From The Independent, in an article entitled Modern Art Was a CIA 'Weapon', dated Sunday 22 October 1995, written by Frances Stonor Saunders, we read:

"For decades in art circles it was either a rumour or a joke, but now it is confirmed as a fact. The Central Intelligence Agency used American modern art – including the works of such artists as Jackson Pollock, Robert Motherwell, Willem de Kooning and Mark Rothko – as a weapon in the Cold War. In the manner of a Renaissance prince – except that it acted secretly – the CIA fostered and promoted American Abstract Expressionist painting around the world for more than 20 years."[15]

Why would the government encourage and even orchestrate the production of modern art? The Independent article goes on to state that "this new artistic movement could be held up as proof of the creativity, the intellectual freedom, and the cultural power of the US. Russian art, strapped into the communist ideological straitjacket, could not compete."

A painting of a woman with a butterfly over her head
100%

Jesse Waugh
Galatea
2013
Oil on canvas

But I think it went much deeper than this – and frankly, American Abstract Expressionist art was not really much better than the art coming out of Soviet Russia. In the early part of the 20th century, there was a concerted effort by a nefarious cabal, which included Walter Benjamin and Theodor Adorno, and which operated under the guise of the Institute for Social Research – otherwise known as the 'Frankfurt School' – to destabilize the very foundations of art, and what could accomplish this more thoroughly than the deposing of Beauty as the highest aim of art?[16]

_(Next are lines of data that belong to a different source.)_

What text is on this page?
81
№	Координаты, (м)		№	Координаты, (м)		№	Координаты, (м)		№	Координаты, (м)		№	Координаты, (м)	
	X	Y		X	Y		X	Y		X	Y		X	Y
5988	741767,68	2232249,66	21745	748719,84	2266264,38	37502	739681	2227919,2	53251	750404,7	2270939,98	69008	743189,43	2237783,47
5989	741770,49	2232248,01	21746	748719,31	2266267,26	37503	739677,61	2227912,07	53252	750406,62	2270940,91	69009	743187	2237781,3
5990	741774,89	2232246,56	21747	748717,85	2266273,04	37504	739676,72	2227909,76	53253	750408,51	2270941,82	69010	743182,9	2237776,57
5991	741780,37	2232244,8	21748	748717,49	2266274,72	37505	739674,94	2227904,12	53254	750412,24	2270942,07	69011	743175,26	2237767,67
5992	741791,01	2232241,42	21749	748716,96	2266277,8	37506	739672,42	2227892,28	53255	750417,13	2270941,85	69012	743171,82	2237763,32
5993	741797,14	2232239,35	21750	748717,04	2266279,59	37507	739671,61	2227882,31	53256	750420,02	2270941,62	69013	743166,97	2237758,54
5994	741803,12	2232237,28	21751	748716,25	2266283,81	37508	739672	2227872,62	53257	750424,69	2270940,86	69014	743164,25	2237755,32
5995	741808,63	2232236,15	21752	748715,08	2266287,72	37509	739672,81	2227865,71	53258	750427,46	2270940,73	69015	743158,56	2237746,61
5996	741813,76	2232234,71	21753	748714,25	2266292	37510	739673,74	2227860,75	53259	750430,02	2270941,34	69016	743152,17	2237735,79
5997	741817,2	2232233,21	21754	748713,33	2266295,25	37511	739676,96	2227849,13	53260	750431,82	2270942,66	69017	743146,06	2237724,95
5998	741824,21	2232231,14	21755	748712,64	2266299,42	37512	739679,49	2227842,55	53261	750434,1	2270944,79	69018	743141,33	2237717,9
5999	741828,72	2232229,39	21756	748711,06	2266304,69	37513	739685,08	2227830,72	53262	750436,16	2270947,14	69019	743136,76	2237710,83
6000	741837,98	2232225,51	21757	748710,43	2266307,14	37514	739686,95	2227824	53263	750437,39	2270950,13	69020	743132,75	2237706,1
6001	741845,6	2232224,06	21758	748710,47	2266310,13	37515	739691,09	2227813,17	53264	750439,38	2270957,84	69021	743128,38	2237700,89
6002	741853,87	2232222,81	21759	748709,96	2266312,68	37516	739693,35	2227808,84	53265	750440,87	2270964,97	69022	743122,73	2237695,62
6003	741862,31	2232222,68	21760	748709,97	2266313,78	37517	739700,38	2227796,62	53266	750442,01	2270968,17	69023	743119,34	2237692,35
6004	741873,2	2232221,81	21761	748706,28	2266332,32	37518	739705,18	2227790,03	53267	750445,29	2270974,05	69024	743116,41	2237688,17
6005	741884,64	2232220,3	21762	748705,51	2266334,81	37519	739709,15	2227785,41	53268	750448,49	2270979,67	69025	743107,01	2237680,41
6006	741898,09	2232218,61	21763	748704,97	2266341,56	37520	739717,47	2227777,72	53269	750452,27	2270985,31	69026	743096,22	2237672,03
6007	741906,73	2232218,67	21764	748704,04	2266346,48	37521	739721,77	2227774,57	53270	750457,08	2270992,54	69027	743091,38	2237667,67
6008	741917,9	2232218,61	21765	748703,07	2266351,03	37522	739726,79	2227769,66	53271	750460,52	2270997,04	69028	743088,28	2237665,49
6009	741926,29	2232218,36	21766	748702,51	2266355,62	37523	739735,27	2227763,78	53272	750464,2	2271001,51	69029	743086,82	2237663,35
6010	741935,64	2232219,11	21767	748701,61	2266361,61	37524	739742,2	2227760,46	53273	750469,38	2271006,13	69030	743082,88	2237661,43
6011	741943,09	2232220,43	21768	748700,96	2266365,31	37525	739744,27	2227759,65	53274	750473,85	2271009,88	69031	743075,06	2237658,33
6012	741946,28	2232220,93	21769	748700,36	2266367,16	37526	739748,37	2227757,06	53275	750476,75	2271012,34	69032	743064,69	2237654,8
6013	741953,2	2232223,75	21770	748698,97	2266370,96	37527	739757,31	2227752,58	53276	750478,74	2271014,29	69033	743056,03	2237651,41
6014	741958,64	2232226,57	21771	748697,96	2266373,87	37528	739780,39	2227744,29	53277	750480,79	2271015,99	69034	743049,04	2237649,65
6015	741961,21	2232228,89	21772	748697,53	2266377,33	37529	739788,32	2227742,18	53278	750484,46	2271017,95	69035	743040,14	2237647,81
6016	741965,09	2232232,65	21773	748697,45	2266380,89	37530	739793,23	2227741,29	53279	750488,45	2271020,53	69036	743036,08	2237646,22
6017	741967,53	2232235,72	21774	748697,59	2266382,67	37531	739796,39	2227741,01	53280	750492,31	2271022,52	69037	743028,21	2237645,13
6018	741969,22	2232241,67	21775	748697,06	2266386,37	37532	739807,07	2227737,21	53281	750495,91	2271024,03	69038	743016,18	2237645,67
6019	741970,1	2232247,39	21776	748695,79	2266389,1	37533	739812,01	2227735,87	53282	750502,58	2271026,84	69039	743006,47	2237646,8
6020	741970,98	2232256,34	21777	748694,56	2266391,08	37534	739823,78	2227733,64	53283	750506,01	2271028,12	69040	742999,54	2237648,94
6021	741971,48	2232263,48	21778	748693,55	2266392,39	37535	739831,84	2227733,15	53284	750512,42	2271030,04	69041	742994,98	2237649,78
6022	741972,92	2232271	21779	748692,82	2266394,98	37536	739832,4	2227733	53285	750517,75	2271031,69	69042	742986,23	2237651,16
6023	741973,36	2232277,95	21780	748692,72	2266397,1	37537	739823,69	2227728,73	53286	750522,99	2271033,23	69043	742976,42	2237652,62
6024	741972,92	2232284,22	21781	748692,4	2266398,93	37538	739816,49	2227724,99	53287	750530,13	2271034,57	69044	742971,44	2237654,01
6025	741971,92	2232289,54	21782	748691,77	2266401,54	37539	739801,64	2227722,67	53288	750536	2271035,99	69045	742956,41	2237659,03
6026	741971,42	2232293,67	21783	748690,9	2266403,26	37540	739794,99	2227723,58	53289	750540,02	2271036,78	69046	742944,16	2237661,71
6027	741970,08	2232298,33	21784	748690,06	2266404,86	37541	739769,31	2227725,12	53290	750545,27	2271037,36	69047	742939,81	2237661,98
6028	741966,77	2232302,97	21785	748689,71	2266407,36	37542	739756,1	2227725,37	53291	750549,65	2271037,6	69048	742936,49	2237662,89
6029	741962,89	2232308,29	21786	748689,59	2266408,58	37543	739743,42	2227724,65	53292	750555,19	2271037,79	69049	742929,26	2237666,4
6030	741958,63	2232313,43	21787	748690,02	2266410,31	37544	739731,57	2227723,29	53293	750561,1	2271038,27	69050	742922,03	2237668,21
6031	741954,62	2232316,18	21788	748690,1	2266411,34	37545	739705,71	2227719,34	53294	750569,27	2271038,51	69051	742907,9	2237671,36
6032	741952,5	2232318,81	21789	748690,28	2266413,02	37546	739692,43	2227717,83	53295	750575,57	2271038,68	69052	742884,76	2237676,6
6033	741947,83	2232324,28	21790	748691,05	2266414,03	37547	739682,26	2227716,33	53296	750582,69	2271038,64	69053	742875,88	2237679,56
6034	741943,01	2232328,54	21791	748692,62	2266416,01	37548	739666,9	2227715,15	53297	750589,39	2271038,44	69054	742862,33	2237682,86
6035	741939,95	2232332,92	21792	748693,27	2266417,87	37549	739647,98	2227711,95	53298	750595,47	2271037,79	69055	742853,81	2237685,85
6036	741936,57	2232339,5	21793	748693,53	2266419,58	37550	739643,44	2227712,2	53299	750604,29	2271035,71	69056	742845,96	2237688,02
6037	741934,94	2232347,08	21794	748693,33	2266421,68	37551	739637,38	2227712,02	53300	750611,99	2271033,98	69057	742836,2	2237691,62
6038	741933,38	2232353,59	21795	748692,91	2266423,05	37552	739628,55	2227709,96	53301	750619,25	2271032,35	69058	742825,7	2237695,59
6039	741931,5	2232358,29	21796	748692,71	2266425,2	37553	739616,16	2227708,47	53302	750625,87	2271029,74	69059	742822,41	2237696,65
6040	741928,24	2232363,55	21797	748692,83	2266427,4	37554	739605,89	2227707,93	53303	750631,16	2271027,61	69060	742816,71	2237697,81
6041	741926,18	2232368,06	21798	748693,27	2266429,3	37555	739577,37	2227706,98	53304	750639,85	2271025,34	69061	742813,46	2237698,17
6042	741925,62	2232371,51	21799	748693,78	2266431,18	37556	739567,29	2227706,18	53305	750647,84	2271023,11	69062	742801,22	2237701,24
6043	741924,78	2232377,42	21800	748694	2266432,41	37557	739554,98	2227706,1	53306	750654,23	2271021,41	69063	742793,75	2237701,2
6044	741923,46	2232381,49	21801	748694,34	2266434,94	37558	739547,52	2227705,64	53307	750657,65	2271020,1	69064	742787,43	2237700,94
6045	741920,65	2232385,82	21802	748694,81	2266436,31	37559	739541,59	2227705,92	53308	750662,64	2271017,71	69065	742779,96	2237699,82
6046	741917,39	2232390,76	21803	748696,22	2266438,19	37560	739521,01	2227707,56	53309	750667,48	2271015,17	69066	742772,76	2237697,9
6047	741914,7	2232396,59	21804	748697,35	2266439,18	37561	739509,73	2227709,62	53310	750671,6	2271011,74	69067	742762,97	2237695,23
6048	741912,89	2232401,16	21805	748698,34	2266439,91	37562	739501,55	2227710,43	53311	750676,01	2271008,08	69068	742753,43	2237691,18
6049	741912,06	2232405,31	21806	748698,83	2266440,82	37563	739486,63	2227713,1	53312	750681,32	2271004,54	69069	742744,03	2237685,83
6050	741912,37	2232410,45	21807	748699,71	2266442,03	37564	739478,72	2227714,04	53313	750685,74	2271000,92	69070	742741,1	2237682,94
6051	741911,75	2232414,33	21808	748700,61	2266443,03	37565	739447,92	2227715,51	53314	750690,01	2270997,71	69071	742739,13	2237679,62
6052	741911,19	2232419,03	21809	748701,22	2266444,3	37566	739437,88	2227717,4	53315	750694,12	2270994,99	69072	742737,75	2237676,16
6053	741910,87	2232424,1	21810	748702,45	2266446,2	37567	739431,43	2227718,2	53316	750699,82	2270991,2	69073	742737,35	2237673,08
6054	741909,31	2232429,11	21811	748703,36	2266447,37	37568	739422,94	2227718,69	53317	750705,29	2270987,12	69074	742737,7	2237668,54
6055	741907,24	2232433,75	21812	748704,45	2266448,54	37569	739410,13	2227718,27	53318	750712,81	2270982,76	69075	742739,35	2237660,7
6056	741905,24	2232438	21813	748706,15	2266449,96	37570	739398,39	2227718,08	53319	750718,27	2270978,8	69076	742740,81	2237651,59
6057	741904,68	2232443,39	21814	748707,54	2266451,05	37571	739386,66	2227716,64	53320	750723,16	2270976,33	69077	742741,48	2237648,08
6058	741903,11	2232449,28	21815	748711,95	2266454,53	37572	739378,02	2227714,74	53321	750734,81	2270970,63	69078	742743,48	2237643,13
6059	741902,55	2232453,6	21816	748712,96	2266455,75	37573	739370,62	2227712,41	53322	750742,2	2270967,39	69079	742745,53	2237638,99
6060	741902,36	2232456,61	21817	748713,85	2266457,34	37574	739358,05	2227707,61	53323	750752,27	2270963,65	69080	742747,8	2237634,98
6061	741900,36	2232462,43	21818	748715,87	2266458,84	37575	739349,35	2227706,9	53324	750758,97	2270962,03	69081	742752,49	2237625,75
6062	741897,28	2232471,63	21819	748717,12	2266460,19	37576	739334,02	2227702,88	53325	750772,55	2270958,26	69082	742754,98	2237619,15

If the above-cited "conspiracy theory" pertaining to the Institute for Social Research is nothing more than naïve conjecture, then so are the assertions that beauty has no purpose and that ugliness is beauty – which destructive false hypotheses are founded on, and reinforced by, pseudo-academic mumbo-jumbo or hearsay inherited through murky channels from mock-counter-culturalist, agent provocateurs, bankrolled[17] revolutionaries and art-murdering critics such as Adorno, Benjamin, and Bataille.

Aestheticism

Fortunately, we have solid historical records of the mid-19th century art movement which overtly championed the creation of beauty as the noblest human endeavour, and as the highest human ideal: the Aesthetic Movement.

In his Phaidon-published book Art Nouveau, scholar Stephen Escritt writes:

"The Aesthetic Movement, which reacted both against industrialisation's ugliness and Arts and Crafts' social moralizing, made an equally important English contribution to Art Nouveau. Attracting support among a fashionable stream of English upper and middle-class society between the 1870s and 1890s, it promoted the supremacy of beauty and the notion of 'art for art's sake', a philosophy that often spilled over into the kind of hedonism characterized in the lives of the playwright Oscar Wilde and the artist Aubrey Beardsley. It was in fact a Frenchman, the poet Theophile Gautier, who coined the phrase 'l'art pour l'art' when discussing Symbolist poetry, but it was in England that this religion of beauty was most widely applied to the visual arts."

He goes on further:

"In 1873 Walter Pater, an Oxford don and mentor of Aesthetes such as Oscar Wilde, famously invoked the aesthetic spirit in his Studies of the History of the Renaissance. Pater wrote of 'the desire for beauty, the love of art for art's sake'."[18]

So what happened to English, American, and European art between 1873 and 2015? Beauty was murdered. Striving for beauty in art was replaced by striving to excise beauty from art. Most artists and critics still refuse to see what is staring at them in the face: that they have been hoodwinked. When beauty was removed from its place as the primary purpose of art, art lost its purpose. Pure concept was foisted upon art as an impossible substitute, which was bound to spiral down into the chaos and nothingness we have as "art" today.